老守靜靜的看了一會,恍然:“原來這么簡單的。”
黃羽瞄了他一眼,懶得說話。
身前已經站了幾十號人,一條甲鱷在這些人的努力下,一會兒就變成了一大鍋肉湯。
“先干活的先吃,后干活的后吃,排好隊!”
搖,餌,絲三人遲疑的看了會,這不符合規矩啊,但處于最底層的經歷,讓他們只會聽從更強的人的話。
叫吃就吃唄。
搖最先上前,伸手抓起一截脊椎骨,結構復雜的脊椎骨是高層野族不屑于吃的,這是他們最常吃的部位。
然后想了想,不對啊,貴人可沒說不能吃好的?
丟下脊椎骨,撈起一塊肋骨,瞄了眼黃羽臉色,又丟下,撈起一塊尾巴最厚實的肉,再瞄了眼黃羽,又丟下,撈起碩大的心臟就啃。
原力在內臟部位更加濃厚一些,好吃不好吃另說。
絲和餌也有樣學樣,抓起肥美的內臟就死命的吃。
野偷偷的抹了把口水,雖然他之前不缺食物,剛剛還吃過幾個胖子首領丟棄的肉呢。但是,為什么那么想吃呢。
直到吃的走不動路,搖他們三個才離開的鍋邊。
黃羽指了指野,示意他去吃。暫時無法教授他們太多,只能從最簡單的開始。
野吃完,分和割上前……
一只甲鱷光肉都上千斤,指望干活的幾十號人肯定吃不完。
還有大半鍋鱷肉湯,正無數人留著口水看著。
黃羽輕笑:“誰想吃?”
無人應答。
毛遂自薦被當做一個成語,那是因為太過稀有。而到了黃羽生活的時代,推銷自己,那都已經形成本能了。
等待了好大會兒,才慢慢的走上前一個不大的野族人。
來抓鱷來的基本都是成年人,鐵城和野族都是。
黃羽定定的看著這個比自己大不了多少的野族人:“想不想吃?”
那人拼命的點頭,卻不肯開口說話。
黃羽撈起一塊尾巴上最厚實的肉晃了晃:“說,想不想吃!”
那人繼續點頭。
黃羽一點都不急,不厭其煩的問著。
直到那人絕望的喊出:“想!”
黃羽笑著把肉遞給他:“給你起個好聽的名字吧,叫“遂”,很好聽的。”
遂壓根不懂,也不想聽,若不是餓的太狠,誰愿意打破約定俗成的規矩呢,他餓壞了,正拼命的往嘴里塞呢。
黃羽繼續看向野族人:“誰想吃?”
不再遲疑,一群人爭先恐后的上前,大聲的喊著:“想!”
一鍋鱷肉湯很快分食干凈,但也肯定不夠吃。
野族人很多,比整個崖部落都要多,冬天出來捕鱷的,就超過千人。
之前干活的人都吃了一半了,剩下的一半由幾百人吃,怎么可能夠吃。
黃羽看向沒吃飽的野族人:“那邊還有幾臺彈射器,有人會修理嗎?”
粗暴的使用方法,讓這些彈射器慢慢的接近報廢邊緣,而且明明簡單的要命,五臺彈射器生生壞了四臺,也無人嘗試維修。

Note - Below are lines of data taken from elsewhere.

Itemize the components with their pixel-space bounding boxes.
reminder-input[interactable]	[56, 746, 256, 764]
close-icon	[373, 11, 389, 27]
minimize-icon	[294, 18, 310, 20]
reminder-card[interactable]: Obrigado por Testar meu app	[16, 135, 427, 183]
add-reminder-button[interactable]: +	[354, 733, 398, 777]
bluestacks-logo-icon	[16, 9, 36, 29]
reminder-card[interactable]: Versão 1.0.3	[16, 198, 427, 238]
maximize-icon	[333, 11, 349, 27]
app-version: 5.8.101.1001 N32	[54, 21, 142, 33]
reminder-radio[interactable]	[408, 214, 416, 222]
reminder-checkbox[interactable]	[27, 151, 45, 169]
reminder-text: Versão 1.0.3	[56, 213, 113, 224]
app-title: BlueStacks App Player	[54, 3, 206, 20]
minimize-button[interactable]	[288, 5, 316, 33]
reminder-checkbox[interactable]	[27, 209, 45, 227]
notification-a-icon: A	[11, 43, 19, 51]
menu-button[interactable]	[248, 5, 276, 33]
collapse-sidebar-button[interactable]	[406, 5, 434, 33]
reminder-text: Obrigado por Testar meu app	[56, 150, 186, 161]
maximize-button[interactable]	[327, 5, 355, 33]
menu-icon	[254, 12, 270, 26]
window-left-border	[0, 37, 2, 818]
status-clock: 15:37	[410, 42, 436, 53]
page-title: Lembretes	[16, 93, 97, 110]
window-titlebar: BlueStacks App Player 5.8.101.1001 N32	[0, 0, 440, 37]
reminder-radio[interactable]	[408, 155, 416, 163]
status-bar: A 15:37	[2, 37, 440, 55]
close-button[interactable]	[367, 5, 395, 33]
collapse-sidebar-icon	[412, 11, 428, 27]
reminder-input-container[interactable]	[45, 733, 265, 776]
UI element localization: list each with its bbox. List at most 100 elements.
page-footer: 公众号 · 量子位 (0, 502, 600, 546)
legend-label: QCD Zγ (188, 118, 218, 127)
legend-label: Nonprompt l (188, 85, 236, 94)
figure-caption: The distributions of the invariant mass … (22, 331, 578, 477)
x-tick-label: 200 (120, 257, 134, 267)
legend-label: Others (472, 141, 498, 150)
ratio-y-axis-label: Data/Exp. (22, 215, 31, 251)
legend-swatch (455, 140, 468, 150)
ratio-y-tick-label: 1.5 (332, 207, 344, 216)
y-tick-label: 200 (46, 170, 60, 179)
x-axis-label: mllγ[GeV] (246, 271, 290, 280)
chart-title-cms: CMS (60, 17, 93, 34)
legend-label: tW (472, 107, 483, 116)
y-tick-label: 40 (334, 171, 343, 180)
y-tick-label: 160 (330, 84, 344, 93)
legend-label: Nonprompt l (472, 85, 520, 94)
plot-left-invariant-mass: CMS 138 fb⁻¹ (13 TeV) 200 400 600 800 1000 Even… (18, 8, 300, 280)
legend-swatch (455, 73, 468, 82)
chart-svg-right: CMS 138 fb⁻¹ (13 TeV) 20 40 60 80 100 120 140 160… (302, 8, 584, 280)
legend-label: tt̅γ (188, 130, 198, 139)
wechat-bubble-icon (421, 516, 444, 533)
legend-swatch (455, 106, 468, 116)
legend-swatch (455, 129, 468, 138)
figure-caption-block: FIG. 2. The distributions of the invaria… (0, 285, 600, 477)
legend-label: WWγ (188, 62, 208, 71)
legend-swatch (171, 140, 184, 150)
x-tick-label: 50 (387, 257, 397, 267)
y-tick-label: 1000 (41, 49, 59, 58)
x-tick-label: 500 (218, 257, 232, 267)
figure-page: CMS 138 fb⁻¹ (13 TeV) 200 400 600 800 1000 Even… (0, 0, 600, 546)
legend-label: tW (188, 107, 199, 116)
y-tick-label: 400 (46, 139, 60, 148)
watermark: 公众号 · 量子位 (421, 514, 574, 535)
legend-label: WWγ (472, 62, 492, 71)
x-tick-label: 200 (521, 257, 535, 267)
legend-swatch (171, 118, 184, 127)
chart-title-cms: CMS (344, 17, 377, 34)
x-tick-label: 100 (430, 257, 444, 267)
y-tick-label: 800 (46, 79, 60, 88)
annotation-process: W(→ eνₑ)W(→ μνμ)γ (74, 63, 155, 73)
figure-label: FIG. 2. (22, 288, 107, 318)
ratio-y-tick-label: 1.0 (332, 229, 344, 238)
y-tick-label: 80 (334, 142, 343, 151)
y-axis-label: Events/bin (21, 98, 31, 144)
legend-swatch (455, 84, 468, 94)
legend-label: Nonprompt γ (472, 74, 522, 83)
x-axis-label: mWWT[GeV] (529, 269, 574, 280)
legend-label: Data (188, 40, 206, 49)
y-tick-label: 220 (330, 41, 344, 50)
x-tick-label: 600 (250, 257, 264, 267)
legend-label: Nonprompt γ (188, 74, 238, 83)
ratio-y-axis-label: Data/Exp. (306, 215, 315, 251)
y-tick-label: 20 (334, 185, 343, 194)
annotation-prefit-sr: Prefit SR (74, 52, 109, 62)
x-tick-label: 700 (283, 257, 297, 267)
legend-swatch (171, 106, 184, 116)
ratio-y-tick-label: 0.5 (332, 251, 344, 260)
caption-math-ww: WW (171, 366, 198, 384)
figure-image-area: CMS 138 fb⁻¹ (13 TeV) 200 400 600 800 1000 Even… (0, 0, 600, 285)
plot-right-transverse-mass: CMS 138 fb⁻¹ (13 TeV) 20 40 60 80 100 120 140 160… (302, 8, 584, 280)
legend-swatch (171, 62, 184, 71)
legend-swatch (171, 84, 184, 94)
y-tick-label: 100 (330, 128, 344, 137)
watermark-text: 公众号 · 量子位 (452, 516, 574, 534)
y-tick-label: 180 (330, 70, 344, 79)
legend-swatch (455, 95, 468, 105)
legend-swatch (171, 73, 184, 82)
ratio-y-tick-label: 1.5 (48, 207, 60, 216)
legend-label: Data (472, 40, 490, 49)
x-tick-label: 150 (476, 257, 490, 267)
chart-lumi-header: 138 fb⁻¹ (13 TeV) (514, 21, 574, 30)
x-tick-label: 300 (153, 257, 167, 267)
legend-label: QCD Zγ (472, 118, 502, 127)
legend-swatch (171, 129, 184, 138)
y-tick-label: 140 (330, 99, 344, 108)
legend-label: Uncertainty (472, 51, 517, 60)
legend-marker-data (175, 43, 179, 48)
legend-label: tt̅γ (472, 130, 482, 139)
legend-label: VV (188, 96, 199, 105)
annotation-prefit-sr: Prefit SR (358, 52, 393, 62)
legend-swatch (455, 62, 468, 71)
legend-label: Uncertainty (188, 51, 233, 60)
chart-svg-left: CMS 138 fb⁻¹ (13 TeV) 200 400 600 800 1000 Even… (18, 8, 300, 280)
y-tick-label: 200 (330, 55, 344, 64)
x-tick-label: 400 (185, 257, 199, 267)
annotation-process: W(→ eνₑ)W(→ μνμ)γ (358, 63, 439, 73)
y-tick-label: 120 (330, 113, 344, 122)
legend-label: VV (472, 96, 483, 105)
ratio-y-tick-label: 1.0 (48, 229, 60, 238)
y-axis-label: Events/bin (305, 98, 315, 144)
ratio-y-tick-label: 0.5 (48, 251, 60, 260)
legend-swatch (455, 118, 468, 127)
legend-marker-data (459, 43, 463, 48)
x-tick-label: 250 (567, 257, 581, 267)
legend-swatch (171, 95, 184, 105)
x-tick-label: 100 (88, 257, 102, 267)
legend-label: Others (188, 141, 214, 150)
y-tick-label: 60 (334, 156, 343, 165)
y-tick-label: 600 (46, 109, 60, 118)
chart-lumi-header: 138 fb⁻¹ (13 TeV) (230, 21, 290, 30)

小守眨著眼,之前的一切刷新了他的三觀,讓他連插嘴的機會都沒有找到,剛好聽到維修,啊,這東西都是我修的啊,趕緊舉手:“我會我會。”
黃羽笑了笑,對這個快要三十歲的大孩子,還蠻有好感的:“他們會不會?”
小守搖頭:“不會啊,我又沒教過他們。”
話音未落,一個野族人上前,用塑形術輕易的把變形的彈射器修復。
小守……
就是一個支撐架變形而已,擱前世或許很難,但這個世界,粗通塑形術就能輕易修復。